After seeing two of its reporters killed in less than two years, the leading newspaper in Ciudad Juarez has issued a remarkable plea for guidance on its coverage from the drug cartels — acknowledging that the latter, not the government, effectively runs what is Mexico's most violent city.

In a front-page editorial on Sunday, El Diario de Juarez asked the two cartels fighting for control of drug trafficking in the city, across the Rio Grande from El Paso, Texas, to say what they want from the newspaper so it can continue to operate without further death or intimidation of its staff.

“We ask you to explain what you want from us, what we should try to publish or not publish, so we know what to expect,” said the editorial, addressed to “leaders of the different organisations that are fighting for control of |Ciudad”.

“This is not a surrender,” the newspaper insisted, but the loss of two reporters since 2008 had been an “irreparable sorrow for all of us who work here”. Even in war, it noted, there were guarantees and protocols aimed at protecting the journalists whose job it was to cover the fighting.

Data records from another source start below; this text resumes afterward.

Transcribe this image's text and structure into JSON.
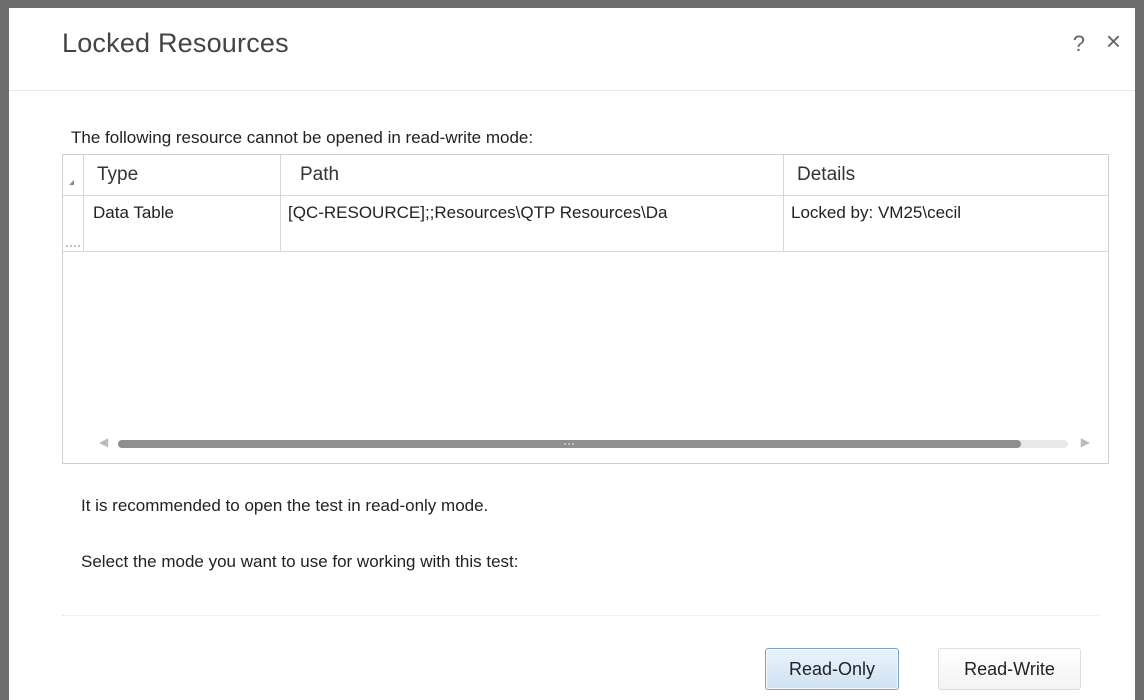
{
  "dialog": {
    "title": "Locked Resources",
    "help_label": "?",
    "close_label": "×"
  },
  "intro_text": "The following resource cannot be opened in read-write mode:",
  "table": {
    "columns": [
      "Type",
      "Path",
      "Details"
    ],
    "rows": [
      {
        "type": "Data Table",
        "path": "[QC-RESOURCE];;Resources\\QTP Resources\\Da",
        "details": "Locked by: VM25\\cecil"
      }
    ],
    "hscroll_fraction": 0.95
  },
  "recommendation_text": "It is recommended to open the test in read-only mode.",
  "select_mode_text": "Select the mode you want to use for working with this test:",
  "buttons": {
    "read_only": "Read-Only",
    "read_write": "Read-Write"
  },
  "colors": {
    "primary_button_bg": "#cfe1f3",
    "primary_button_border": "#7aa2c8",
    "window_border": "#6d6d6d"
  }
}
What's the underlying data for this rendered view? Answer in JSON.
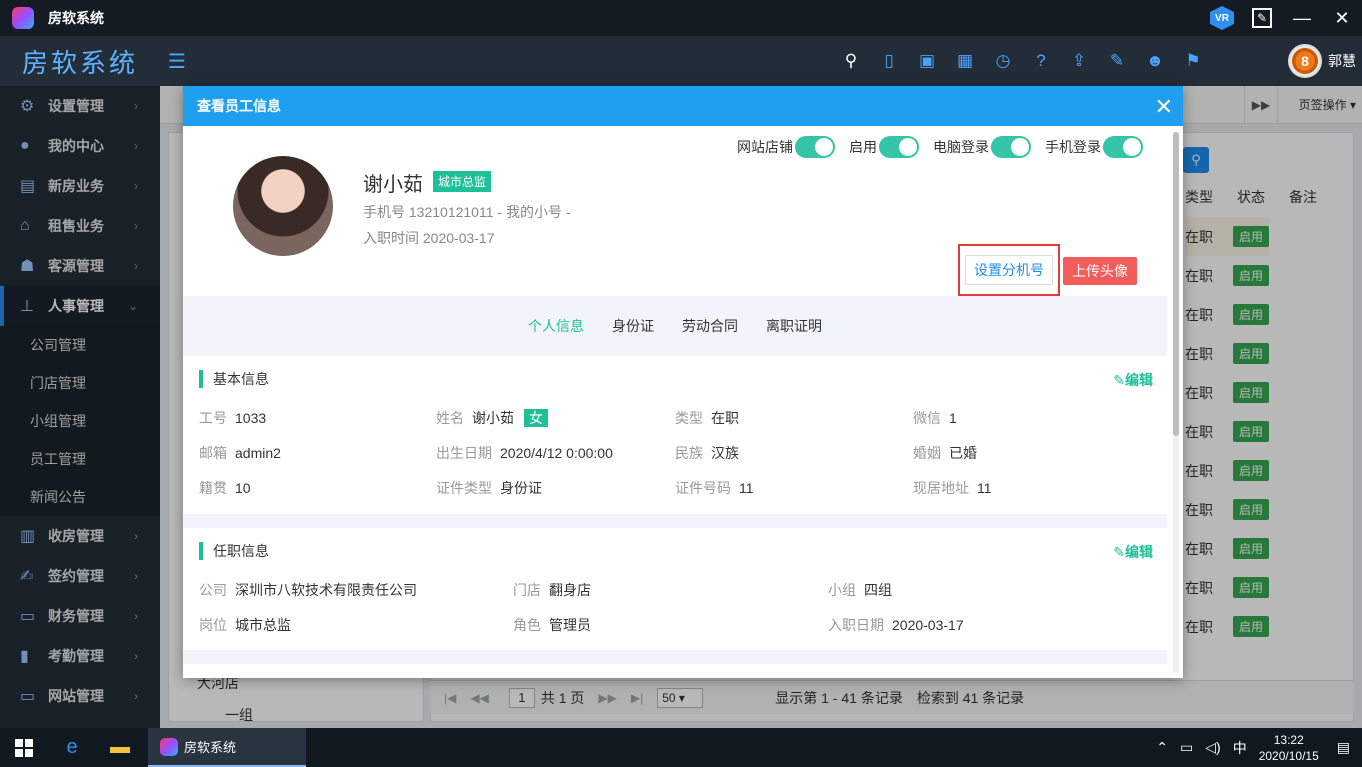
{
  "window": {
    "title": "房软系统"
  },
  "header": {
    "brand": "房软系统",
    "user_name": "郭慧",
    "user_avatar_text": "8"
  },
  "sidebar": {
    "items": [
      {
        "label": "设置管理",
        "icon": "gear-icon"
      },
      {
        "label": "我的中心",
        "icon": "user-icon"
      },
      {
        "label": "新房业务",
        "icon": "building-icon"
      },
      {
        "label": "租售业务",
        "icon": "home-icon"
      },
      {
        "label": "客源管理",
        "icon": "customer-icon"
      },
      {
        "label": "人事管理",
        "icon": "org-icon"
      },
      {
        "label": "收房管理",
        "icon": "house-icon"
      },
      {
        "label": "签约管理",
        "icon": "contract-icon"
      },
      {
        "label": "财务管理",
        "icon": "wallet-icon"
      },
      {
        "label": "考勤管理",
        "icon": "chart-icon"
      },
      {
        "label": "网站管理",
        "icon": "monitor-icon"
      }
    ],
    "subitems": [
      "公司管理",
      "门店管理",
      "小组管理",
      "员工管理",
      "新闻公告"
    ]
  },
  "background": {
    "tab_ops": "页签操作",
    "tree": {
      "node1": "大河店",
      "node2": "一组"
    },
    "grid": {
      "headers": [
        "类型",
        "状态",
        "备注"
      ],
      "rows": [
        {
          "type": "在职",
          "state": "启用"
        },
        {
          "type": "在职",
          "state": "启用"
        },
        {
          "type": "在职",
          "state": "启用"
        },
        {
          "type": "在职",
          "state": "启用"
        },
        {
          "type": "在职",
          "state": "启用"
        },
        {
          "type": "在职",
          "state": "启用"
        },
        {
          "type": "在职",
          "state": "启用"
        },
        {
          "type": "在职",
          "state": "启用"
        },
        {
          "type": "在职",
          "state": "启用"
        },
        {
          "type": "在职",
          "state": "启用"
        },
        {
          "type": "在职",
          "state": "启用"
        },
        {
          "type": "在职",
          "state": "启用"
        }
      ]
    },
    "pager": {
      "page": "1",
      "total_pages": "共 1 页",
      "page_size": "50",
      "summary": "显示第 1 - 41 条记录",
      "found": "检索到 41 条记录"
    }
  },
  "modal": {
    "title": "查看员工信息",
    "name": "谢小茹",
    "role": "城市总监",
    "phone": "手机号 13210121011 - 我的小号 -",
    "join_date": "入职时间 2020-03-17",
    "toggles": [
      "网站店铺",
      "启用",
      "电脑登录",
      "手机登录"
    ],
    "btn_extension": "设置分机号",
    "btn_upload": "上传头像",
    "tabs": [
      "个人信息",
      "身份证",
      "劳动合同",
      "离职证明"
    ],
    "basic": {
      "title": "基本信息",
      "edit": "编辑",
      "fields": [
        {
          "label": "工号",
          "value": "1033"
        },
        {
          "label": "姓名",
          "value": "谢小茹",
          "tag": "女"
        },
        {
          "label": "类型",
          "value": "在职"
        },
        {
          "label": "微信",
          "value": "1"
        },
        {
          "label": "邮箱",
          "value": "admin2"
        },
        {
          "label": "出生日期",
          "value": "2020/4/12 0:00:00"
        },
        {
          "label": "民族",
          "value": "汉族"
        },
        {
          "label": "婚姻",
          "value": "已婚"
        },
        {
          "label": "籍贯",
          "value": "10"
        },
        {
          "label": "证件类型",
          "value": "身份证"
        },
        {
          "label": "证件号码",
          "value": "11"
        },
        {
          "label": "现居地址",
          "value": "11"
        }
      ]
    },
    "job": {
      "title": "任职信息",
      "edit": "编辑",
      "fields": [
        {
          "label": "公司",
          "value": "深圳市八软技术有限责任公司"
        },
        {
          "label": "门店",
          "value": "翻身店"
        },
        {
          "label": "小组",
          "value": "四组"
        },
        {
          "label": "岗位",
          "value": "城市总监"
        },
        {
          "label": "角色",
          "value": "管理员"
        },
        {
          "label": "入职日期",
          "value": "2020-03-17"
        }
      ]
    }
  },
  "taskbar": {
    "app_label": "房软系统",
    "ime": "中",
    "time": "13:22",
    "date": "2020/10/15"
  },
  "colors": {
    "accent": "#1f9ff0",
    "green": "#1fbf97",
    "danger": "#f15c5c"
  }
}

The editorial was the second on the subject by El Diario since gunmen last week attacked two of its photographers, one a new employee, the other an intern. The new employee, 21-year-old Luis Carlos Santiago, was killed and the intern was badly wounded as they left the office to have lunch on Thursday. In 2008, one of the paper's crime reporters was shot dead outside his home while taking his daughters to school.

The Chihuahua state attorney yesterday insisted that Mr Santiago's death was because of a “personal problem” and was “not related to his work as a journalist”. But there is little doubt about the risks associated with journalism in Mexico. According to the New York-based Committee to Protect Journalists (CPJ), 22 journalists have been killed since President Felipe Calderon sent in the army to eradicate the cartels in 2006. At least seven more have gone missing and other journalists have had to leave the country, the CPJ says in a report to Mr Calderon.

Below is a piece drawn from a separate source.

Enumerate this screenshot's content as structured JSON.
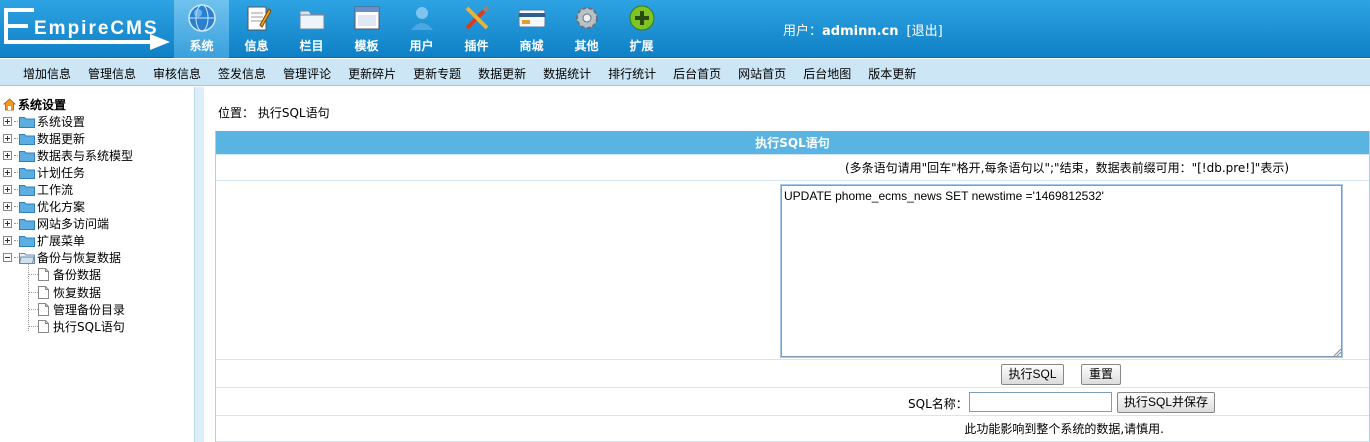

But despite the price — an estimated 28,000 people have died in drug war-related violence since 2006 — the cartels still hold sway.

“Even in one of the places where violence is worst, El Diario was still doing a lot of good reporting,” Carlos Lauria, a CPJ official, said. “The fact that they're giving up is really bad.”

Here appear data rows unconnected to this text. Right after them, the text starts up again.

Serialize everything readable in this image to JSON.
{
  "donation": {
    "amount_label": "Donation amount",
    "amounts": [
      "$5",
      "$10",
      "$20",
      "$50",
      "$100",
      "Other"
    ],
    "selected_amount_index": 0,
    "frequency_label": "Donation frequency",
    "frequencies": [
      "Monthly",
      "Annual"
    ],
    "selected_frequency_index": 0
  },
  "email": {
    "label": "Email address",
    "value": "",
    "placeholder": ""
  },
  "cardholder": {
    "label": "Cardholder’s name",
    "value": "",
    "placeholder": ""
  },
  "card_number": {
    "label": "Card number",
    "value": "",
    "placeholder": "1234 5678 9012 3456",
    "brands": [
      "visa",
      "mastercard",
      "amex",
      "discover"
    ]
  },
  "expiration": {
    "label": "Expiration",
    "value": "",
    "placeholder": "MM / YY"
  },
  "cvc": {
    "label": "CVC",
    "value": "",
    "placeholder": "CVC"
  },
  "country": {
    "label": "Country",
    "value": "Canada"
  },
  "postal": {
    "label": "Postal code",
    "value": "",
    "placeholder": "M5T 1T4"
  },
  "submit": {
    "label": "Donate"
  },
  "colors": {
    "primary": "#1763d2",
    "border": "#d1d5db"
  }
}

In its editorial, the paper accused the government of doing nothing to protect the press, despite promises from Mr Calderon when he was a candidate. It had addressed its plea to the cartels |because they were now the real authorities in Ciudad Juarez.

In its report, the CPJ warned that criminal organisations were now “trying to directly influence and battle for the control of information,” Mr Lauria said. This state of affairs was “a national crisis” that extended far beyond the press and affected the fundamental rights of thousands of Mexicans.

It accused Mexico's federal government of “failing to take responsibility for widespread attacks on free expression,” noting that less than 10 per cent of crimes against media representatives had been successfully prosecuted. The report also said some Mexican journalists have been corrupted by the cartels.